10 Modus Kristenisasi yang Membahayakan Keutuhan NKRI

Rabu, 05 Oktober 2016
Download Ngaji Gus Baha

Flashdisk Ebook Islami

Oleh: Muhammad Faisal, S.Pd, M.MPd

DutaIslam.Com - D.W. Ellis menyatakan bahwa kewajiban mengabarkan Injil adalah tanggung jawab setiap orang Kristen yang telah menerima Kristus menjadi Tuhan dan Juruselamatnya. Menurutnya, setiap orang percaya wajib mengabarkan Injil sesuai kemampuan dan karunia-karunia yang dianugerahkan Roh Kudus kepadanya.

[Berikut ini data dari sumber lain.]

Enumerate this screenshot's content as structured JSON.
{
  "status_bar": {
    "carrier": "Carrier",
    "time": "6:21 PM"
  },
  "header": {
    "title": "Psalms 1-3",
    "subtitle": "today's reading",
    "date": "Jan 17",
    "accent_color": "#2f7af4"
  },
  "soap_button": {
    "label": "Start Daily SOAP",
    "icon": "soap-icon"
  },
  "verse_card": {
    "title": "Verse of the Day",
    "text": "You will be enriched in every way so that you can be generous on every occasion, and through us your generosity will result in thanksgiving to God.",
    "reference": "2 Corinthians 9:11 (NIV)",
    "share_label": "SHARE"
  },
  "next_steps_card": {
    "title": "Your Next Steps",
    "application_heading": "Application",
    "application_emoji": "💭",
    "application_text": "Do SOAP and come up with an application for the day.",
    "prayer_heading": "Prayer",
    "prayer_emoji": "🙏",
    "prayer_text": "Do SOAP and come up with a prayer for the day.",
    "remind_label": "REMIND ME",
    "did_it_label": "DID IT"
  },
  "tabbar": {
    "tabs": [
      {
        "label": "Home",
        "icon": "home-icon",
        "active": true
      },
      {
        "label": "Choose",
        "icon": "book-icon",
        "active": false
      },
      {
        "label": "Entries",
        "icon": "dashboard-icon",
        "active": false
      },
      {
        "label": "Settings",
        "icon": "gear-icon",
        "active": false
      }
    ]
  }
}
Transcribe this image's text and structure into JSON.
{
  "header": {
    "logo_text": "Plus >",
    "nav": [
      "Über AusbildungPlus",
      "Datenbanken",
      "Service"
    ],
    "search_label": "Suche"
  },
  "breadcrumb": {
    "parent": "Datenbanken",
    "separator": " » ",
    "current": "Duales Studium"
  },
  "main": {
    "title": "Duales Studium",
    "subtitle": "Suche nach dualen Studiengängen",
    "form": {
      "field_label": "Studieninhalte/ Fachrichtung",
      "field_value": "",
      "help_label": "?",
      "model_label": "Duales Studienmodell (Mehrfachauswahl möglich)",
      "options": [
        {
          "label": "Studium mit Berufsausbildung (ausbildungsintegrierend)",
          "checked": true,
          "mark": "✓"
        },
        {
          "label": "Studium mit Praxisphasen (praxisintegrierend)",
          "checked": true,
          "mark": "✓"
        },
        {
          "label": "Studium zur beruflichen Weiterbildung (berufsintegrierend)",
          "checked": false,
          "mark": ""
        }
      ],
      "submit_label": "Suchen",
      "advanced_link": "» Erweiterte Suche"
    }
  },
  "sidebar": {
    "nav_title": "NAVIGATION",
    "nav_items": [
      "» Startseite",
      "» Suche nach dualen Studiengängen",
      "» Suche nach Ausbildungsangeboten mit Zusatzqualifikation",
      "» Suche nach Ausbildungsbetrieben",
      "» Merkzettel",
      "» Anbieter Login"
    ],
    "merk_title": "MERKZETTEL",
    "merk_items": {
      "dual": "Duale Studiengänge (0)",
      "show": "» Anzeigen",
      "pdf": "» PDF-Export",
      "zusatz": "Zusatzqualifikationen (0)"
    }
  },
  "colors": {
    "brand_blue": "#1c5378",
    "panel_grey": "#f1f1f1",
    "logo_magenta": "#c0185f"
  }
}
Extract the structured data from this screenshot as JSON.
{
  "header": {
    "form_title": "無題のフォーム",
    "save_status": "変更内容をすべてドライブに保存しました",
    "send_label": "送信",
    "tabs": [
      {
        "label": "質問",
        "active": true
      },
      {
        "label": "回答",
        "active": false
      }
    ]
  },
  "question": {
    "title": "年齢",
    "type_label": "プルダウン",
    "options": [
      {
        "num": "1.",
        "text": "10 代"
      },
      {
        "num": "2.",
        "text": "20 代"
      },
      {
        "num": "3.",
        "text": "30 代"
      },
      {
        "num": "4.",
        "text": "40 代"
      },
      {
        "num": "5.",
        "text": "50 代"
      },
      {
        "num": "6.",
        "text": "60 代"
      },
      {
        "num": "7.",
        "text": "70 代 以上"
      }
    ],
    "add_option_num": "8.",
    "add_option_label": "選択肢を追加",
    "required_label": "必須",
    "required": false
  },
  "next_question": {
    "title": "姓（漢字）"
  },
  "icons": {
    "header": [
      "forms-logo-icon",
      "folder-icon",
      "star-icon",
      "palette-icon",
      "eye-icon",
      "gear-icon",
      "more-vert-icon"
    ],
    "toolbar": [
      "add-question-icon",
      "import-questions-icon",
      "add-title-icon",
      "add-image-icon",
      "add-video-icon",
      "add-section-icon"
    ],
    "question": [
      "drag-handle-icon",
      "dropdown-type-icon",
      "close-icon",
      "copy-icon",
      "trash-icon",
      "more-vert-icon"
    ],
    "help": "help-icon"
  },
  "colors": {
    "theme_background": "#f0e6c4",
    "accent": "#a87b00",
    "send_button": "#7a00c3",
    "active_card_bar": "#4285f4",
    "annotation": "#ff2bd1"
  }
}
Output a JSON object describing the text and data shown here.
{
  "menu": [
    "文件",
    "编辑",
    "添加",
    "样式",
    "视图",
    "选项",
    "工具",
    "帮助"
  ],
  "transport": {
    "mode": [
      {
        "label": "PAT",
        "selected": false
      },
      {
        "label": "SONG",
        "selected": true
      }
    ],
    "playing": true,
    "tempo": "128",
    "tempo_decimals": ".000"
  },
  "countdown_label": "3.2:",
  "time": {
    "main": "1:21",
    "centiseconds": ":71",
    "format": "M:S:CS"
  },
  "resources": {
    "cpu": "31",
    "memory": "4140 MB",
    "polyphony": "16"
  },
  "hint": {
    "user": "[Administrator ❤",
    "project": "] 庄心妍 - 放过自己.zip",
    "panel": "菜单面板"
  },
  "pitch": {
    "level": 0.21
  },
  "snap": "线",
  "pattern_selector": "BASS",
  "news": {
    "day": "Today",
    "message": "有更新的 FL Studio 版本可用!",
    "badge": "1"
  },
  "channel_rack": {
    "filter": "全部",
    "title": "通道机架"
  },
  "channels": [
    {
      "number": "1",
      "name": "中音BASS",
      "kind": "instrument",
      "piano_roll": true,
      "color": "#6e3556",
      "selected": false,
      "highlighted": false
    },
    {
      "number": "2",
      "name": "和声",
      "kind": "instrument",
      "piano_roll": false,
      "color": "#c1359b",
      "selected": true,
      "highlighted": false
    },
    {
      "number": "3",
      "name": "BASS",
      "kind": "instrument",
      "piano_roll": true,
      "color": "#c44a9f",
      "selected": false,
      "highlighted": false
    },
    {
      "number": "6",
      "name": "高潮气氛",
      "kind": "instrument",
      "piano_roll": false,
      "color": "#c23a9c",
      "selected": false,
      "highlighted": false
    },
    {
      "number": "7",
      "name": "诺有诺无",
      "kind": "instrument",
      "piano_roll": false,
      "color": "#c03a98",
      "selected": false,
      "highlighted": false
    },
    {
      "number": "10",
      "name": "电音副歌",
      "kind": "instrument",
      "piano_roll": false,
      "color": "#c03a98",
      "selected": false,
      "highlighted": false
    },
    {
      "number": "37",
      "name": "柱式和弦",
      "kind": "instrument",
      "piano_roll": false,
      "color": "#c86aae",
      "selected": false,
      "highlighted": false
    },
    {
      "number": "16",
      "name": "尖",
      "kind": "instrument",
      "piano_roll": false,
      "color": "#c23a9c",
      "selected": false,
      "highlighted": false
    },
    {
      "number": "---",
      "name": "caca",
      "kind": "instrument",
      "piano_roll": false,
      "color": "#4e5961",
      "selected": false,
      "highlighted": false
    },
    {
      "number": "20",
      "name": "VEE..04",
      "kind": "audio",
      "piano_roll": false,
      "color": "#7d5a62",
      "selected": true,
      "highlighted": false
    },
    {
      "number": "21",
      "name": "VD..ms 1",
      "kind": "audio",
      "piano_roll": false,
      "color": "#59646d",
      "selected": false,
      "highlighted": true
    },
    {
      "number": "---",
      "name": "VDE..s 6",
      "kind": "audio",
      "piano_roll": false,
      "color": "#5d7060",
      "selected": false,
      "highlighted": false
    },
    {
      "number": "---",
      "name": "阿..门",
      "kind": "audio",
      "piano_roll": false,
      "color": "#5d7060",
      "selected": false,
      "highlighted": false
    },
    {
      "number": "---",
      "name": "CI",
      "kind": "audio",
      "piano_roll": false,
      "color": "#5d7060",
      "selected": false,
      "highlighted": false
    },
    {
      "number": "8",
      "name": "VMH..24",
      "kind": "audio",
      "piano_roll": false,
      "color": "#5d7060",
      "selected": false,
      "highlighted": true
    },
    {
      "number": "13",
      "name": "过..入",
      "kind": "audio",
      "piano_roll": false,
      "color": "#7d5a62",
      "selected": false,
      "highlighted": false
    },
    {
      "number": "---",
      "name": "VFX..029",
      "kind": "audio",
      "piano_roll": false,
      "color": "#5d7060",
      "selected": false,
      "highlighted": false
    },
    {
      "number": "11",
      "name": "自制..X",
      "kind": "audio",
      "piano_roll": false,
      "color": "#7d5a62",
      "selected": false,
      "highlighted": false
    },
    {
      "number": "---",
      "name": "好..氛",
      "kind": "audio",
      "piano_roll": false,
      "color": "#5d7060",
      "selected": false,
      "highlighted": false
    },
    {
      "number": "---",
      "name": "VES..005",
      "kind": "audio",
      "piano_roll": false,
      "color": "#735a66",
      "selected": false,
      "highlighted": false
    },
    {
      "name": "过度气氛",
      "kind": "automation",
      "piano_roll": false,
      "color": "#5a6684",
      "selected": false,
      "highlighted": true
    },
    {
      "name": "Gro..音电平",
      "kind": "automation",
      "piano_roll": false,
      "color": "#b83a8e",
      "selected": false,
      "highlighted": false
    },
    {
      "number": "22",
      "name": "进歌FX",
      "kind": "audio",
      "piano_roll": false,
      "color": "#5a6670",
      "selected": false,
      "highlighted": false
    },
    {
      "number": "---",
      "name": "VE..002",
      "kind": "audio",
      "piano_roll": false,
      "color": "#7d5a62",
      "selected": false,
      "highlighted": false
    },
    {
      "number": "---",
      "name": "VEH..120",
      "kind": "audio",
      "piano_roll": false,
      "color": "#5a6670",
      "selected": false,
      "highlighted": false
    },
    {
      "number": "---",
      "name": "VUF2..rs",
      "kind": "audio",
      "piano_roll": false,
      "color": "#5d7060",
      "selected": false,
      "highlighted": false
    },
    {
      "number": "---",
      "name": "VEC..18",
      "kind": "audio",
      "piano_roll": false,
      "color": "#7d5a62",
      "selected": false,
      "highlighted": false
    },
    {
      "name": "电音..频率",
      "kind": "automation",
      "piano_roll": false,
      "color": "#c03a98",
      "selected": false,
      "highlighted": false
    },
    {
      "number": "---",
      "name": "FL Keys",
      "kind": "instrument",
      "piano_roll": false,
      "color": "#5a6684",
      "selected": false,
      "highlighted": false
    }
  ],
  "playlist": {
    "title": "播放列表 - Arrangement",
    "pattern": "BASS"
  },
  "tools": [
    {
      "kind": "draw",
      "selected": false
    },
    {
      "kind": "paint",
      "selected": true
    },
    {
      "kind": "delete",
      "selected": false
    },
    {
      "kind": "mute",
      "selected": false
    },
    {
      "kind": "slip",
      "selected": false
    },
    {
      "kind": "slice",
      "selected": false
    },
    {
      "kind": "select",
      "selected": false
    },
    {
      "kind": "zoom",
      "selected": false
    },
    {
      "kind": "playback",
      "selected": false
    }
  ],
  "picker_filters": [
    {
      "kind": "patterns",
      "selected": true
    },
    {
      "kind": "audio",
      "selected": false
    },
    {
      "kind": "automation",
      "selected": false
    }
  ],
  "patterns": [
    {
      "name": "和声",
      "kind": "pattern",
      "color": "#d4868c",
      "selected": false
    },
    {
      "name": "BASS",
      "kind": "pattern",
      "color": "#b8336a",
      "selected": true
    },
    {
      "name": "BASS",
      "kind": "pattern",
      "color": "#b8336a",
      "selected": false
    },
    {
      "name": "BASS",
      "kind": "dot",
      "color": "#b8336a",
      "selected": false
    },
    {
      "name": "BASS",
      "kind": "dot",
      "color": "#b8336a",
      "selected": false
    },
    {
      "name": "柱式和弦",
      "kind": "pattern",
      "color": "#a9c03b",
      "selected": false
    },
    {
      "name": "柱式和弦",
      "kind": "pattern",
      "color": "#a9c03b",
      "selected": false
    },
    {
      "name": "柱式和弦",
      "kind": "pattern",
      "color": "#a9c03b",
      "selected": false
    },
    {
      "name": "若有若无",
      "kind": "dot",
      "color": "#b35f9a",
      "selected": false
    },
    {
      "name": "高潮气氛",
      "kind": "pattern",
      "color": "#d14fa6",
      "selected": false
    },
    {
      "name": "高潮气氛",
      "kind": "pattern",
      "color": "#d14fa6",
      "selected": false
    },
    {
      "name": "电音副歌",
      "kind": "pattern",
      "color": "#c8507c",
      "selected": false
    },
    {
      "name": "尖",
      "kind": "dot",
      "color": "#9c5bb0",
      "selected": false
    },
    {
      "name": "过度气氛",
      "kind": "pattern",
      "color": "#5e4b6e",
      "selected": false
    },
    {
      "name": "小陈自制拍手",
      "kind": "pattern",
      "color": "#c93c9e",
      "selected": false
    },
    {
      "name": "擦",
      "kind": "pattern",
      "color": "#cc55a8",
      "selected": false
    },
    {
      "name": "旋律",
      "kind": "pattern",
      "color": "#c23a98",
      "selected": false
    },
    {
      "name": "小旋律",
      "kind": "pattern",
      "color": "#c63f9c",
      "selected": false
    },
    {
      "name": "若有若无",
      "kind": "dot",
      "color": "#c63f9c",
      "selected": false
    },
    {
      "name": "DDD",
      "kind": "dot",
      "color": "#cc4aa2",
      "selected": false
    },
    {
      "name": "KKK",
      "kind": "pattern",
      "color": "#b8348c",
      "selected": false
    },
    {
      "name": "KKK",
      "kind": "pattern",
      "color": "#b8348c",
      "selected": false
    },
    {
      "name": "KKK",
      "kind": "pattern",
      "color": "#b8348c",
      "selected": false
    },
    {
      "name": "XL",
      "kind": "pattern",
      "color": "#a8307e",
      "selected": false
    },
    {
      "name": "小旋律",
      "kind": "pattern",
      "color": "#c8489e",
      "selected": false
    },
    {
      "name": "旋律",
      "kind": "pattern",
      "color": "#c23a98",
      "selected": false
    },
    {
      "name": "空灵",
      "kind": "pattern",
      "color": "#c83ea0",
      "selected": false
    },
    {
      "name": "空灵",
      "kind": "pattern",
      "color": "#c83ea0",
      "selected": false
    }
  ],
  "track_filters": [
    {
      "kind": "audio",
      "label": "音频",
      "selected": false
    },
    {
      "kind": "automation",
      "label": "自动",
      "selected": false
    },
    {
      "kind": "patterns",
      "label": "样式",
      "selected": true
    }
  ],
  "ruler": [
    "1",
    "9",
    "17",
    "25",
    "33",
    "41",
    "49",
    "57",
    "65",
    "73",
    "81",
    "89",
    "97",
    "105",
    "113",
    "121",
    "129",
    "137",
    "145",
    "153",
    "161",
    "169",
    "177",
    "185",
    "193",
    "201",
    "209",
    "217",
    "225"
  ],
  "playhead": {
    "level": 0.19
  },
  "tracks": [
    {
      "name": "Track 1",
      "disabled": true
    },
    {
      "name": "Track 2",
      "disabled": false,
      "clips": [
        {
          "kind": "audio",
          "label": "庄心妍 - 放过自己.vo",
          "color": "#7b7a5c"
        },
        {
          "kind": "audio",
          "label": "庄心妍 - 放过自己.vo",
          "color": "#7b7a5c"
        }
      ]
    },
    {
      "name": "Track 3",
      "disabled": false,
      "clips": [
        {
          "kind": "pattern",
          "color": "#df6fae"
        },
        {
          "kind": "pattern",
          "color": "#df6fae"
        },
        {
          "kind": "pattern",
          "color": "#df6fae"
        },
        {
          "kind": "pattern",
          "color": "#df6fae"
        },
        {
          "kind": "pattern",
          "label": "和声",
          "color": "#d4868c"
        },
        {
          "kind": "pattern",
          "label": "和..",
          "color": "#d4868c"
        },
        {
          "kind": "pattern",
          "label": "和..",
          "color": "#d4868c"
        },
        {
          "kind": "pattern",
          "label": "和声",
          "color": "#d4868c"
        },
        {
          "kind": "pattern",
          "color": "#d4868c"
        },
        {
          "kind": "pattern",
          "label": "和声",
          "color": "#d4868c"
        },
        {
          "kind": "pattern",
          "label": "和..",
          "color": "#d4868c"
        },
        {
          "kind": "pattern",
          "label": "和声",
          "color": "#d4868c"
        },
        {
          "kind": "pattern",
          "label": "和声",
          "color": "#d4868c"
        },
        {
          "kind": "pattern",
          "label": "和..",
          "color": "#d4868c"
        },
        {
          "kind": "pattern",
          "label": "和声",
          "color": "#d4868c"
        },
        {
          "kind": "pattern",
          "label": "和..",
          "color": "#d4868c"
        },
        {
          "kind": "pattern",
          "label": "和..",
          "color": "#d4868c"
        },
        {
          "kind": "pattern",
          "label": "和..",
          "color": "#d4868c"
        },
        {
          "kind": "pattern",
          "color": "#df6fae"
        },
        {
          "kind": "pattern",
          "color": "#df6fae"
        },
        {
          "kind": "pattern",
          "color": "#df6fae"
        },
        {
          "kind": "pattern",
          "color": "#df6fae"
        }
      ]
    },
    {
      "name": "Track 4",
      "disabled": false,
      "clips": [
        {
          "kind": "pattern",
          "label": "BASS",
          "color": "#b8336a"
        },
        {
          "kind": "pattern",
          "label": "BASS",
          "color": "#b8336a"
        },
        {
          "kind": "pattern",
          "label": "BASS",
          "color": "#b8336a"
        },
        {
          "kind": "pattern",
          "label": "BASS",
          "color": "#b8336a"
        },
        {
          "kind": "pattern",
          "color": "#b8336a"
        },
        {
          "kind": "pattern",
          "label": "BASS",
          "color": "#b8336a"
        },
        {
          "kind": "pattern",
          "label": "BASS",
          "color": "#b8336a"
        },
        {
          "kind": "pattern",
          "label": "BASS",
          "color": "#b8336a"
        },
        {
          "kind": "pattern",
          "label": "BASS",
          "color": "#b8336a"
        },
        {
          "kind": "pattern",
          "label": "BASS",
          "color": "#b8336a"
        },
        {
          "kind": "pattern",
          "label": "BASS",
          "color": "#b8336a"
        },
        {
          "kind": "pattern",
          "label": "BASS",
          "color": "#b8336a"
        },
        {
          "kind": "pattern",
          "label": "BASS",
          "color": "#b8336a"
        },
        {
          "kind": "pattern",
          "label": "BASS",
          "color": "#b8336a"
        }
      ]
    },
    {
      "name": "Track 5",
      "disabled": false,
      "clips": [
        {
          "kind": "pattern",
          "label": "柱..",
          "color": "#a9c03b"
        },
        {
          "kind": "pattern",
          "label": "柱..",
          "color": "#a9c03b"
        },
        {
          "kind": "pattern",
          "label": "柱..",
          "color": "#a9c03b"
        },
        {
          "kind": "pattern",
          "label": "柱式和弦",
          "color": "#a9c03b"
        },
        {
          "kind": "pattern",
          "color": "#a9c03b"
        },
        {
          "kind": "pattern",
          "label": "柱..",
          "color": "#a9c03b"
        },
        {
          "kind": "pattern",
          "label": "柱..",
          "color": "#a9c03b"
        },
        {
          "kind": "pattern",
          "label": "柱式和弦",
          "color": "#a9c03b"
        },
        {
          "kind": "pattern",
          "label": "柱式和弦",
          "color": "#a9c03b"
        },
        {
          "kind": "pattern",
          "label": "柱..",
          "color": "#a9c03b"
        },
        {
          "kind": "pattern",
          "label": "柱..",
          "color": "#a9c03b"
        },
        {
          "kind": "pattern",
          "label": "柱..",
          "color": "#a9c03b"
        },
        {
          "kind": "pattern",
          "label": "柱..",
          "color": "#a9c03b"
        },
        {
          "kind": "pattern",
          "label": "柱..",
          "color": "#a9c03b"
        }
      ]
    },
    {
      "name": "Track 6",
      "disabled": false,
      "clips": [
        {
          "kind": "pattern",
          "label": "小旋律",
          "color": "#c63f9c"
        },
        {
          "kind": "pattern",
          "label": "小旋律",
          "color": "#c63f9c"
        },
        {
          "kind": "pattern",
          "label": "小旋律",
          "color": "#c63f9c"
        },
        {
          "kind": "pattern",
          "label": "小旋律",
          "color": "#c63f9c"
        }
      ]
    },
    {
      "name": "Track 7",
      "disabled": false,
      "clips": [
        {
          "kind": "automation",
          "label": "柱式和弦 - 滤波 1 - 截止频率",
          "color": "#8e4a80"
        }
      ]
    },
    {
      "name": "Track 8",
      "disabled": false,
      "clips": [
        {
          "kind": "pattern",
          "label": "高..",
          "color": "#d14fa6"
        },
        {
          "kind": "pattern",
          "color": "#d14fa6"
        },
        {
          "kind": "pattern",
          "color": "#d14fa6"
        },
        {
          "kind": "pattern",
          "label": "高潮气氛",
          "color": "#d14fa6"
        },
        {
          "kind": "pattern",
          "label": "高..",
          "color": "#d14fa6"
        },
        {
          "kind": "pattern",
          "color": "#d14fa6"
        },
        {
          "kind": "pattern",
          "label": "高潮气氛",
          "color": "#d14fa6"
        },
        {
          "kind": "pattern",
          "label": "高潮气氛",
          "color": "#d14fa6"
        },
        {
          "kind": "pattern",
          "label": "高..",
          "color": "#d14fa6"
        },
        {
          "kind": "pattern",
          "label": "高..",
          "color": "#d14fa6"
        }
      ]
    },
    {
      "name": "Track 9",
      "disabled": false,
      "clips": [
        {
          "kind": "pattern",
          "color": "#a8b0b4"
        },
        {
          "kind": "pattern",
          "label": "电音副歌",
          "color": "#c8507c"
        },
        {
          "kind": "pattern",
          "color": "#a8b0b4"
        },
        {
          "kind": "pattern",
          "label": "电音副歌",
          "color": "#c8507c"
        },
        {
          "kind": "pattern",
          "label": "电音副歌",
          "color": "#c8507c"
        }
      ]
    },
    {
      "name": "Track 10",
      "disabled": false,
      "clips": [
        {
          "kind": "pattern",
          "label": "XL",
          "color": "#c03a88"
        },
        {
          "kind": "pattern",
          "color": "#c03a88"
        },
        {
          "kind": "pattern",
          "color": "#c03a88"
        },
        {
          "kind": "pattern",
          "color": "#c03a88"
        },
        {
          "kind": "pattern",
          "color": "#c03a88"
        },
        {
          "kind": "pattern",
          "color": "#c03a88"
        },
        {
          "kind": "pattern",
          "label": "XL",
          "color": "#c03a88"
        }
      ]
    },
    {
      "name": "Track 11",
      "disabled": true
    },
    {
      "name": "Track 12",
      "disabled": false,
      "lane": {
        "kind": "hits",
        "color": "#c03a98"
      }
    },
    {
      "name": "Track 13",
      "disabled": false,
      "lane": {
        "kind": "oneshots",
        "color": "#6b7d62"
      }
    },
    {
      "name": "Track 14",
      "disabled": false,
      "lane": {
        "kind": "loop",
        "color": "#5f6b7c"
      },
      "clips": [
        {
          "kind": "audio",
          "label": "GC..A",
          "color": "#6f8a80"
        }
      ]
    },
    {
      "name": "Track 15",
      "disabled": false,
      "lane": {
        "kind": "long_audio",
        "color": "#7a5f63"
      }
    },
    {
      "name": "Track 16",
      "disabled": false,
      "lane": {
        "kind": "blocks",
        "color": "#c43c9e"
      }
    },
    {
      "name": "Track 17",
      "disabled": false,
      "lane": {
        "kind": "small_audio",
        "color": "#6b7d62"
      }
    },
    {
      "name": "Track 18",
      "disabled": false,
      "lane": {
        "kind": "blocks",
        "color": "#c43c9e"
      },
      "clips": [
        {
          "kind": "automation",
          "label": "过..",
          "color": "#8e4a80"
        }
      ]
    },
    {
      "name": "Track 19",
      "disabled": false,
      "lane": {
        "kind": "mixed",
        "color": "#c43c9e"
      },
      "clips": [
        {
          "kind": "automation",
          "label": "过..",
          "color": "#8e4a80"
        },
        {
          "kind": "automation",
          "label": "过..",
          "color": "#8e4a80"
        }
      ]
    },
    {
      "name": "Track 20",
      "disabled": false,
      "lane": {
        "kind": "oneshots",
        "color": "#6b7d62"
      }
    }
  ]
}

Berdasarkan hal ini, orang Kristen yang tidak melakukan Kristenisasi berarti berkhianat kepada Tuhan mereka. Oleh karena itu, Kristenisasi akan senantiasa muncul selama masih ada orang Kristen dan menjadi problem bagi bangsa yang akan dikristenkan, termasuk umat Islam. Berikut ini sebagian dari modus-modus Kristenisasi yang terjadi pascareformasi.

1. Membangun Gereja Ilegal

Keberadaan gereja bagi orang Kristen tidak hanya berfungsi sebagai tempat ritual Kristen. Gereja tidak hanya dipandang sebagai sebuah bangunan. J. Darminta, S.J. mengatakan bahwa pada dasarnya Gereja dibentuk untuk melaksanakan misi dari Yesus Kristus, yaitu untuk evangelisasi.

Keberadaan Gereja untuk evangelisasi ini ialah seperti yang dipesankan oleh Yesus Kristus pada akhir Injil Matius, “Kepada-Ku telah diberikan segala kuasa di sorga dan di bumi. Karena itu pergilah, jadikanlah semua bangsa murid-Ku dan baptislah mereka dalam nama Bapa dan Anak dan Roh Kudus, dan ajarlah mereka melakukan segala sesuatu yang telah Kuperintahkan kepadamu. Dan ketahuilah, Aku menyertai kamu senantiasa sampai kepada akhir zaman.” (Mat 28: 18-20).

Menurutnya, yang hakiki dan unsur utama evangelisasi ialah pewartaan Yesus Kristus sebagai Penyelamat dan membentuk komunitas para murid Yesus. Lebih lanjut, J. Darminta menegaskan bahwa evangelisasi sungguh merupakan tantangan utama Gereja yang mendesak di Indonesia. Evangelisasi juga menjadi tantangan bagi mereka yang menjadi bagian hidup dan kesucian Gereja, yaitu Tarekat religius-tarekat religius.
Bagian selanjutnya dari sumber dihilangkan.